Le Tribunal Administratif de Châlons-en-Champagne a rejeté la requête de Mme A... contestant son assignation à résidence. La requête a été jugée manifestement irrecevable car introduite tardivement, au-delà du délai de sept jours prévu par l'article L. 921-1 du code de l'entrée et du séjour des étrangers et du droit d'asile. La notification de l'arrêté du 3 septembre 2025 mentionnait clairement ce délai, et la requête n'a été enregistrée que le 16 octobre 2025. L'ordonnance se fonde sur le 4° de l'article R. 222-1 du code de justice administrative pour rejeter la demande sans examen au fond.
Texte intégral
Vu la procédure suivante :
Par une requête, enregistrée le 16 octobre 2025, Mme B... A... demande au tribunal, à titre principal, d’annuler intégralement l’arrêté du 3 septembre 2025, par lequel la préfète de la Haute-Marne l’a assignée à résidence pour une durée de quarante-cinq jours, et, à titre subsidiaire, d’annuler partiellement cet arrêté, en tant qu’il fixe une durée et des modalités de contrôle disproportionnées.
Vu les autres pièces du dossier.
Vu :
- le code de l’entrée et du séjour des étrangers et du droit d’asile ;
- le code de justice administrative.
Considérant ce qui suit :
1. Aux termes de l’article R. 222-1 du code de justice administrative : « Les présidents (…) de formation de jugement des tribunaux et des cours (…) peuvent, par ordonnance : / (…) / 4° Rejeter les requêtes manifestement irrecevables, lorsque la juridiction n’est pas tenue d’inviter leur auteur à les régulariser ou qu’elles n’ont pas été régularisées à l’expiration du délai imparti par une demande en ce sens ; / (…) ».

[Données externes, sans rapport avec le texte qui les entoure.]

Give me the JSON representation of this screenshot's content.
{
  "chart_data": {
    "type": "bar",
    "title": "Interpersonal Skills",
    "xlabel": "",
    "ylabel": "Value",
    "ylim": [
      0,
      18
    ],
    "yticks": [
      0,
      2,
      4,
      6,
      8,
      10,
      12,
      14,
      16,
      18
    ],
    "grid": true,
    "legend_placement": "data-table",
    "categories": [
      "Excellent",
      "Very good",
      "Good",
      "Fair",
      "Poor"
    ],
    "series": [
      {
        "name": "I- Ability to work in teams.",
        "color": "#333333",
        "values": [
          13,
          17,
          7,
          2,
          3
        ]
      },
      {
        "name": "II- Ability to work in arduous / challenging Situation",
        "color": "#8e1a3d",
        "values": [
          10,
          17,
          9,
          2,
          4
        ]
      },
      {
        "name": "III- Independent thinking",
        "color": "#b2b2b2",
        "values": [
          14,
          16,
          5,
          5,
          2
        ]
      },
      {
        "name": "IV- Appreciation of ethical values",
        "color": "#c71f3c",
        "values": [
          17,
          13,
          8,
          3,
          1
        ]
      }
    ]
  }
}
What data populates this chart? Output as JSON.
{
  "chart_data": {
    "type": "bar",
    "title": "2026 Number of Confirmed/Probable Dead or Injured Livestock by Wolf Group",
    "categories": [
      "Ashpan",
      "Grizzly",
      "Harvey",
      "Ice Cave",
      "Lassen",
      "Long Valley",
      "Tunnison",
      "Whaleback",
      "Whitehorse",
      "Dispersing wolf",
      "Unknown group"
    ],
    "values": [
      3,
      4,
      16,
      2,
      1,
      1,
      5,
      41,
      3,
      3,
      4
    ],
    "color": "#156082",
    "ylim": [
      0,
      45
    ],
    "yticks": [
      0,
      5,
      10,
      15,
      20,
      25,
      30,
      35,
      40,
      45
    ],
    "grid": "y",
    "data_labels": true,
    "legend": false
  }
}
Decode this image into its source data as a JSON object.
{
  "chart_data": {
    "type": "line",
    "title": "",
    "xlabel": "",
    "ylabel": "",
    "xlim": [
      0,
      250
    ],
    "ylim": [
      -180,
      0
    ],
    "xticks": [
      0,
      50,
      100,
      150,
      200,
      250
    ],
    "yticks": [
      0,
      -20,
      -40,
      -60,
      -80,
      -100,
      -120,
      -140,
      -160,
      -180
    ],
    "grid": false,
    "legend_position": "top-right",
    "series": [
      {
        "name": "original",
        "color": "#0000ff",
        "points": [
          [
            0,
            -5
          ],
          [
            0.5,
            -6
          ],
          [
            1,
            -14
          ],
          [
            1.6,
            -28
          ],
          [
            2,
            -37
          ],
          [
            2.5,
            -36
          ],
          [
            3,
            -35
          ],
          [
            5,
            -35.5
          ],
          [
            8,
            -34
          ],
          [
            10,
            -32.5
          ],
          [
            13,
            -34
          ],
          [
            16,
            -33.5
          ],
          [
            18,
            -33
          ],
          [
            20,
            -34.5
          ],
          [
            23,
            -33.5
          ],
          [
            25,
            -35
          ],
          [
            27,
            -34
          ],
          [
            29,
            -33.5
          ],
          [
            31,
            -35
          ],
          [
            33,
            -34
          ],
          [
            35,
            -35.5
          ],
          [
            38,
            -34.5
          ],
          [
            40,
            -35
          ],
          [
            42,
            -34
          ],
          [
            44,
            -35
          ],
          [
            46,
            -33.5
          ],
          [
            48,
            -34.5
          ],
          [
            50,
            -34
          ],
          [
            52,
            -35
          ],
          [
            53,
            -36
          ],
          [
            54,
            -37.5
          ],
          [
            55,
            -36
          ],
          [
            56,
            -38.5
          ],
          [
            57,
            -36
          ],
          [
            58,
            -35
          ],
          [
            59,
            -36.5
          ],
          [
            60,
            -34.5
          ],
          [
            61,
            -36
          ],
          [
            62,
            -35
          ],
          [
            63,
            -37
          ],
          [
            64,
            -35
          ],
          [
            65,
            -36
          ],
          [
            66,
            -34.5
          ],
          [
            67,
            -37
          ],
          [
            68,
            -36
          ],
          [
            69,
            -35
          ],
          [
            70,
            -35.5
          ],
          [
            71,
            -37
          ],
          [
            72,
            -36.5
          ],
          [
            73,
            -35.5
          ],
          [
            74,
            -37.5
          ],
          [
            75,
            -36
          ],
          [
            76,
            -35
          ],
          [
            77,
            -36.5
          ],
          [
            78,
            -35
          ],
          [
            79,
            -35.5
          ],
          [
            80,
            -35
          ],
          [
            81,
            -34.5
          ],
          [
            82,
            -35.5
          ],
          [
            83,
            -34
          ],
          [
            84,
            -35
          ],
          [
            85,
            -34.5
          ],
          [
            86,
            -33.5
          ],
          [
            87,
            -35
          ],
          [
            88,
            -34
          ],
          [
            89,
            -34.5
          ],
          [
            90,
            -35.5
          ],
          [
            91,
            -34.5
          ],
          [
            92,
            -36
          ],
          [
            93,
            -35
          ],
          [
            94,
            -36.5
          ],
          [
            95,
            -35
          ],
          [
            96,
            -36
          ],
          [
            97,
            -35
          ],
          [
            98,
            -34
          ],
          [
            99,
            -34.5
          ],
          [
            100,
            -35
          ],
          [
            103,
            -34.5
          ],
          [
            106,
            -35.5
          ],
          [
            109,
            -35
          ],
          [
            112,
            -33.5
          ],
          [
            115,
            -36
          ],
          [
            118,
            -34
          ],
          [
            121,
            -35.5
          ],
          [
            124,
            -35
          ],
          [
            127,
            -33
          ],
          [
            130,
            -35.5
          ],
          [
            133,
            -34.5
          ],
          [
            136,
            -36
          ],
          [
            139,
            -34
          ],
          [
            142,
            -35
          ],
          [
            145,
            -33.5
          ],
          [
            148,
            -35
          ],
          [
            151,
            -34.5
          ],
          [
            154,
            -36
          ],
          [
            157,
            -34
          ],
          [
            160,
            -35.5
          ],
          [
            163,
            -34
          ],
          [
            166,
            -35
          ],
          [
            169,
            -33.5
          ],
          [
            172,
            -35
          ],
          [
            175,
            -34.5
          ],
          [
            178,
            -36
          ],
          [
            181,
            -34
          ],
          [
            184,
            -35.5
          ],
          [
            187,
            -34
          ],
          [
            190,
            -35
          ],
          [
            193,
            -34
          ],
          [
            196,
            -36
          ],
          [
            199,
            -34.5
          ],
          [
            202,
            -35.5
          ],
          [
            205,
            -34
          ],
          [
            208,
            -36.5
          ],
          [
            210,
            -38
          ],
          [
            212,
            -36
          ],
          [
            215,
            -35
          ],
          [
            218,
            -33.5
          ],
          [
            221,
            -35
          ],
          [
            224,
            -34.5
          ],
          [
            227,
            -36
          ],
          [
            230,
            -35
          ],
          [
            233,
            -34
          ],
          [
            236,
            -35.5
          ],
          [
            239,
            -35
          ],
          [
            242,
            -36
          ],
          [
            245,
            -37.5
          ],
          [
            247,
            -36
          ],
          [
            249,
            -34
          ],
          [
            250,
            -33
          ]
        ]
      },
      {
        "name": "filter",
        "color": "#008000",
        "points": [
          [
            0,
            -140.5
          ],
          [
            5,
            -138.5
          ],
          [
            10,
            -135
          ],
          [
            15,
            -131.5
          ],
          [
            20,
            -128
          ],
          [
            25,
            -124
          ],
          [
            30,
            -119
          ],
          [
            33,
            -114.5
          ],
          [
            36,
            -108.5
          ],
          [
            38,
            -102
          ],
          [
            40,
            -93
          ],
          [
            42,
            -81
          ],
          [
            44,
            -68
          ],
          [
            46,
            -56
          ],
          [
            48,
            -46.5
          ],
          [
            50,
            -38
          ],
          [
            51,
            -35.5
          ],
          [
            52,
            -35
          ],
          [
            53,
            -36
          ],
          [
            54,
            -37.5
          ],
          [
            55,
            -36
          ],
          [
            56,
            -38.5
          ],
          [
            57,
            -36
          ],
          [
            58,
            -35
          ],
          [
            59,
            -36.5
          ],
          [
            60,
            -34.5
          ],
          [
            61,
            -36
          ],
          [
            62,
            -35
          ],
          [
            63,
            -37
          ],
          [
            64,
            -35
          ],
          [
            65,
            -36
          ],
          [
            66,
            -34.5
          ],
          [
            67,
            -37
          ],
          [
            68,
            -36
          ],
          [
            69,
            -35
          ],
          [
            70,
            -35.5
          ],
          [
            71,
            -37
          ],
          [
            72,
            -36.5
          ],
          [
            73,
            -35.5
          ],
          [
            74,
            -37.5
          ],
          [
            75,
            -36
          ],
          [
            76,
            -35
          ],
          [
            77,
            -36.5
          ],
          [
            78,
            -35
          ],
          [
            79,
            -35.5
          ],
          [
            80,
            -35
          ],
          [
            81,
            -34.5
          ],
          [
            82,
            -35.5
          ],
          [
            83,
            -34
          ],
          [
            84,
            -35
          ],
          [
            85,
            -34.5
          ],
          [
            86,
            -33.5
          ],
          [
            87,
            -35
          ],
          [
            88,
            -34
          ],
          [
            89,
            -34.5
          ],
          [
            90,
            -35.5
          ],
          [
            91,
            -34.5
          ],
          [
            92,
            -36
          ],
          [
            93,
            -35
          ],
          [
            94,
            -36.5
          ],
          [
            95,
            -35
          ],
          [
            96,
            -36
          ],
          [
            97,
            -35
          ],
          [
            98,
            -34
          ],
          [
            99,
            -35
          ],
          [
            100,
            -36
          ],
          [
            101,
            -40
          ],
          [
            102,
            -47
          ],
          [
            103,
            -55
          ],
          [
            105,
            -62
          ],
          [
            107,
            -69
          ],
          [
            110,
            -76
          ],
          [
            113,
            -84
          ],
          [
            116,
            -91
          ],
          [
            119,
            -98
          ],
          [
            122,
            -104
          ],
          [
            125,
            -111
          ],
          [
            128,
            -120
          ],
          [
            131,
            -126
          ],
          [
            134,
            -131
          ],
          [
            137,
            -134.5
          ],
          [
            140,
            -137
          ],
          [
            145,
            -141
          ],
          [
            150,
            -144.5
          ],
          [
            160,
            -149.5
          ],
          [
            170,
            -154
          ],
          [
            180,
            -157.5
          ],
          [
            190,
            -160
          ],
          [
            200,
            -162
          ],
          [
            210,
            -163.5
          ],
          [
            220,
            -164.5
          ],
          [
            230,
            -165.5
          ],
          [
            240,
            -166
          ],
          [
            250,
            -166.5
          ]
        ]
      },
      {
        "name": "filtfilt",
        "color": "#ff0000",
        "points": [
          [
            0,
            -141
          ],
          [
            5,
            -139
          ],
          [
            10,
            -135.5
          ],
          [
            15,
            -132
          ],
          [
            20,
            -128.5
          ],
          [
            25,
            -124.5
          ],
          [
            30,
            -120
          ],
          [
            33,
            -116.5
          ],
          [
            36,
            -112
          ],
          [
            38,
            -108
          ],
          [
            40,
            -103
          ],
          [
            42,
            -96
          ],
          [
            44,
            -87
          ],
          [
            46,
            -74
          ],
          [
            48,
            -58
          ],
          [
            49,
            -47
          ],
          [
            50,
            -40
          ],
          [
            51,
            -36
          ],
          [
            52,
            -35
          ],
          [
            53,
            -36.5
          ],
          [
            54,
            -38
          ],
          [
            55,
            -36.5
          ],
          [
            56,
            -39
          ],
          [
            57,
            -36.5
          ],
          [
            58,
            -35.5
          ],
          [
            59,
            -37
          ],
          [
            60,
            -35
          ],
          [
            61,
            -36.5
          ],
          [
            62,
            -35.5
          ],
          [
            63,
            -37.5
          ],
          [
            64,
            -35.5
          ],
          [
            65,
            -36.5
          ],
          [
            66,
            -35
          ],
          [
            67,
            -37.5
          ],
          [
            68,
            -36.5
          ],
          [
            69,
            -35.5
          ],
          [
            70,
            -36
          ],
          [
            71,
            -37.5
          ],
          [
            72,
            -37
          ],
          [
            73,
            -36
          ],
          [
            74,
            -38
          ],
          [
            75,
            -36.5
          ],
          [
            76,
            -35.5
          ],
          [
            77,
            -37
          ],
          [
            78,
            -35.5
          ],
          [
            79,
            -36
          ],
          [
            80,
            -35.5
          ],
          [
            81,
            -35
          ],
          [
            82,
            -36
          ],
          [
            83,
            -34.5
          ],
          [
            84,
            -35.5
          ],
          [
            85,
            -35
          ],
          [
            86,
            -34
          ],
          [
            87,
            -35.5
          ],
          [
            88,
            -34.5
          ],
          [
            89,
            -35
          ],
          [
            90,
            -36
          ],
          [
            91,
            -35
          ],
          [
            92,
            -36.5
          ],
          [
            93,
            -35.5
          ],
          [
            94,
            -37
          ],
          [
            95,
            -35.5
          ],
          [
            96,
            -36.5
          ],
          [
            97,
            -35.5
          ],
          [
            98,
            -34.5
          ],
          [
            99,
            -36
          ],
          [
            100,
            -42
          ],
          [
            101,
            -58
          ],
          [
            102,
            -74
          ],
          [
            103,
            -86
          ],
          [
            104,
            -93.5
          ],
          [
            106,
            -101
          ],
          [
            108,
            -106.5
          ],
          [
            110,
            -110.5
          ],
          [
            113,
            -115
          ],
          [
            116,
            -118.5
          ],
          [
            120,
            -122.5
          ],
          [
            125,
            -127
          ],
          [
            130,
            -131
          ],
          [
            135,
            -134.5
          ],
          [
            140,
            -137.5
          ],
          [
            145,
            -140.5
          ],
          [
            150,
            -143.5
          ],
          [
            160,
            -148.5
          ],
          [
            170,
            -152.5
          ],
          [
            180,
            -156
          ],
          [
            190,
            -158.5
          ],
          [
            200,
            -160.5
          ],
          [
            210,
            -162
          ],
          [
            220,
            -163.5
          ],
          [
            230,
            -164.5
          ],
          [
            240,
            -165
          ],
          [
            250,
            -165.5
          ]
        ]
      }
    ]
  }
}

2. Aux termes de l’article L. 731-1 du code de l’entrée et du séjour des étrangers et du droit d’asile : « L'autorité administrative peut assigner à résidence l'étranger qui ne peut quitter immédiatement le territoire français mais dont l'éloignement demeure une perspective raisonnable, dans les cas suivants : / 1° L'étranger fait l'objet d'une décision portant obligation de quitter le territoire français, prise moins de trois ans auparavant, pour laquelle le délai de départ volontaire est expiré ou n'a pas été accordé ; / (…) ». Aux termes de l’article L. 732-8 du même code : « La décision d'assignation à résidence prise en application des 1°, 2°, 3°, 4° ou 5° de l'article L. 731-1 peut être contestée selon la procédure prévue à l'article L. 921-1. / (…) ». Aux termes de l’article L. 921-1 dudit code : « Lorsqu’une disposition du présent code prévoit qu’une décision peut être contestée selon la procédure prévue au présent article, le tribunal administratif peut être saisi dans le délai de sept jours à compter de la notification de la décision. (…) ».
3. Aux termes de l’article R. 421-5 du code de justice administrative : « Les délais de recours contre une décision administrative ne sont opposables qu’à la condition d’avoir été mentionnés, ainsi que les voies de recours, dans la notification de la décision. ».
4. Il ressort des pièces du dossier que Mme A... a reçu notification de l’arrêté attaqué le 4 septembre 2025 à 14 heures 45. Cette notification de l’arrêté attaqué comportait mention des voies et délais de recours, et notamment du délai de sept jours ici applicable. Un tel délai était expiré lors de l’introduction de la requête, le 16 octobre 2025. Dans ces conditions, cette requête, tardive, est entachée d’une irrecevabilité manifeste. Elle doit être rejetée dans son intégralité, par application des dispositions précitées du 4° de l’article R. 222-1 du code de justice administrative.
O R D O N N E :
Article 1er : La requête de Mme A... est rejetée.
Article 2 : La présente ordonnance sera notifiée à Mme B... A....
Fait à Châlons-en-Champagne, le 17 octobre 2025.
Le président de la 1ère chambre,
Signé
B. BRIQUET
La République mande et ordonne à la préfète de la Haute-Marne en ce qui la concerne ou à tous commissaires de justice à ce requis en ce qui concerne les voies de droit commun contre les parties privées, de pourvoir à l'exécution de la présente décision.